Overexpression of CTDs of 4.1 attenuated GluR1 surface expression. COS cells were cotransfected using R1*812 or R1*823, together with pRK5 (vector), 4.1GCTD (myc-4.1GCTD), or 4.1NCTD (myc-4.1NCTD). Both CTDs were myc-tagged. Transfected cells were incubated at 37°C for 24 hr, followed by cell surface biotinylation, as described in Materials and Methods. A, Immunoblots.
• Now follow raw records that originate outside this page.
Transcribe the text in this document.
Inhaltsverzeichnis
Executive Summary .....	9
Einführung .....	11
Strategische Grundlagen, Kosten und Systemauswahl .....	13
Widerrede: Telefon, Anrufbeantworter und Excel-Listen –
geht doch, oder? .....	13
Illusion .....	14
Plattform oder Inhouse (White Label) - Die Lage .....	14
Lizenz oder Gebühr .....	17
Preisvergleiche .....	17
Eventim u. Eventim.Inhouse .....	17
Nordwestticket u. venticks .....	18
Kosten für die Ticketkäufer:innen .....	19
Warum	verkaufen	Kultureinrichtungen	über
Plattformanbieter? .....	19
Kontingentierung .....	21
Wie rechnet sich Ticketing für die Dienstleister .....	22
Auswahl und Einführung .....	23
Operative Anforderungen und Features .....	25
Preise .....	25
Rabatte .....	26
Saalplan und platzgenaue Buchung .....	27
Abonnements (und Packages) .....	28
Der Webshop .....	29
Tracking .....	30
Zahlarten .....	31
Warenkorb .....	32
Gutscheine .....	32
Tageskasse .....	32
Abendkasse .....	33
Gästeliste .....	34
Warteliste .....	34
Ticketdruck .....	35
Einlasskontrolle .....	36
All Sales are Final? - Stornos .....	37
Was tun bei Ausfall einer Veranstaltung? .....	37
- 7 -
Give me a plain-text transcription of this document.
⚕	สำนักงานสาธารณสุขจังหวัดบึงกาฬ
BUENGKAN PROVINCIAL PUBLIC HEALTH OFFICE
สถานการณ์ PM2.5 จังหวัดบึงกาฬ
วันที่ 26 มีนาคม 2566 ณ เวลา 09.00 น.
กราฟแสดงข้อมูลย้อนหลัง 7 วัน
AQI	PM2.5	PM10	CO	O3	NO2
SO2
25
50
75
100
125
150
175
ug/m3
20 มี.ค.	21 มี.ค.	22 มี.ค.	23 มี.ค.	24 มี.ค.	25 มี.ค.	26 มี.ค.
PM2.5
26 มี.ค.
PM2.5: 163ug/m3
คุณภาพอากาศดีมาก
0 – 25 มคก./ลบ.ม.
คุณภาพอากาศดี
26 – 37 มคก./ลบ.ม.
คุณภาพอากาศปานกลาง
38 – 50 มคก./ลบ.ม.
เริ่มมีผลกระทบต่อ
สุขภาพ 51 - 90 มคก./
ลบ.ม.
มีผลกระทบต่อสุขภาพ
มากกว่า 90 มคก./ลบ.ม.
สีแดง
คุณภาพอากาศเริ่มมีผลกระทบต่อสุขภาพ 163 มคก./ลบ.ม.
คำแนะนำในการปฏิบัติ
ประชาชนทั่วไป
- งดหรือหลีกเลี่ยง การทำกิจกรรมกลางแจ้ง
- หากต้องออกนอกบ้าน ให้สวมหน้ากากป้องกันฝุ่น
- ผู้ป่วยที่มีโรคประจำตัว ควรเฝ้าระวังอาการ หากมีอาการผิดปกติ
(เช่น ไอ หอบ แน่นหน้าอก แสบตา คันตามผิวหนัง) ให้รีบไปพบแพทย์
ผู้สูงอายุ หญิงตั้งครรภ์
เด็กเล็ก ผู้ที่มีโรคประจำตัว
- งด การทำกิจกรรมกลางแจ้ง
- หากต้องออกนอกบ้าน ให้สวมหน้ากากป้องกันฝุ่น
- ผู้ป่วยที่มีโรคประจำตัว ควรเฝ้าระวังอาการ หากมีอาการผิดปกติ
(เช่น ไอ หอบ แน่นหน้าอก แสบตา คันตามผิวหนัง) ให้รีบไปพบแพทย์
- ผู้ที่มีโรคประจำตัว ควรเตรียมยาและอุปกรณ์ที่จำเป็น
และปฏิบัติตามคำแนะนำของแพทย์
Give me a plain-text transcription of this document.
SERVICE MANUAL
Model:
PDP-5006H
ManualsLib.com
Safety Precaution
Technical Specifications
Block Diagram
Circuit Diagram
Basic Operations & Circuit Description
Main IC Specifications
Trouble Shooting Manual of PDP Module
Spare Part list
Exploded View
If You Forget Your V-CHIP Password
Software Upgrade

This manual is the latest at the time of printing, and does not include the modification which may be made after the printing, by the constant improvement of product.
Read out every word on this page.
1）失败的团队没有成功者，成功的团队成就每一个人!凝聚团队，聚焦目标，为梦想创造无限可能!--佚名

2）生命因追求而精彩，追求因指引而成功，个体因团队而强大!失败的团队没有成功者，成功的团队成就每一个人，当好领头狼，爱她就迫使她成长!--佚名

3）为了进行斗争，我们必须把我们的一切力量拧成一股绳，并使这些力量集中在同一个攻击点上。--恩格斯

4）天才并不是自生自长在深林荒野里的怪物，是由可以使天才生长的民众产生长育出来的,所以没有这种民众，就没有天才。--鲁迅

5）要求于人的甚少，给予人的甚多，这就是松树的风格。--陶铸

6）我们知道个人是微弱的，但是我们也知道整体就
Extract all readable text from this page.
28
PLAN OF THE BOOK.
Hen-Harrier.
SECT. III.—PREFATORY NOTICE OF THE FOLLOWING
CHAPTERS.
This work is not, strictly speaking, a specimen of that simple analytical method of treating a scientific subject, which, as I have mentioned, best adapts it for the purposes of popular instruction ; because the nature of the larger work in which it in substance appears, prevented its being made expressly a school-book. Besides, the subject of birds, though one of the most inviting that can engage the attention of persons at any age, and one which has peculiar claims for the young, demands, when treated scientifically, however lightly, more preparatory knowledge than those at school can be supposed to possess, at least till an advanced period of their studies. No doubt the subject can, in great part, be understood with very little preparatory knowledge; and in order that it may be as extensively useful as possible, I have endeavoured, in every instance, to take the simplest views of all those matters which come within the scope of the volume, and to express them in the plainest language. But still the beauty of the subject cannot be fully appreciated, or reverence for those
Top panel, Total cell lysates blotted with anti-myc antibody;middle panel, total cell lysates blotted with anti-GluR1 N-terminal antibody; bottom panel, biotinylated samples blotted with anti-GluR1 N-terminal antibody. B, Quantitation of surface expression. The signals from biotinylated samples were normalized to the total GluR1 signal to obtain the ratio of surface expression and then normalized to the surface expression of GluR1*823 to obtain the relative value of surface expression.n = 3. Error bars indicate SEM.

Fig. 9.

Actin cytoskeleton is required for synaptic maintenance of AMPA receptors. A, Actin polymerization is required for synaptic maintenance of AMPA receptors. Cultured rat hippocampal neurons were treated with either DMSO (Lat.A−) or latrunculin A (Lat.A +) followed by cell surface biotinylation (Biotin +, −) as described in Materials and Methods. Samples from cell lysates (Total) and biotinylated samples (PM) were analyzed for GluR1 via anti-GluR1 antibody. Samples of immunoblots (top panel) and a summary of quantitation (bottom panel) are presented. For quantitation, the signals from biotinylated samples were normalized to total GluR1 signals to obtain the ratio of surface expression [PM/Total (%)].DMSO, Lat.A, GluR1 without or with latrunculin A, respectively. n = 4. Error bars indicate SEM.B, Schematic model of AMPA receptor–actin cytoskeleton cross-linking by 4.1N. The interaction of the GluR1 subunit with protein 4.1N and SAP97 may link surface AMPA receptors to the cortical actin cytoskeleton network underneath the synaptic plasma membrane and PSD.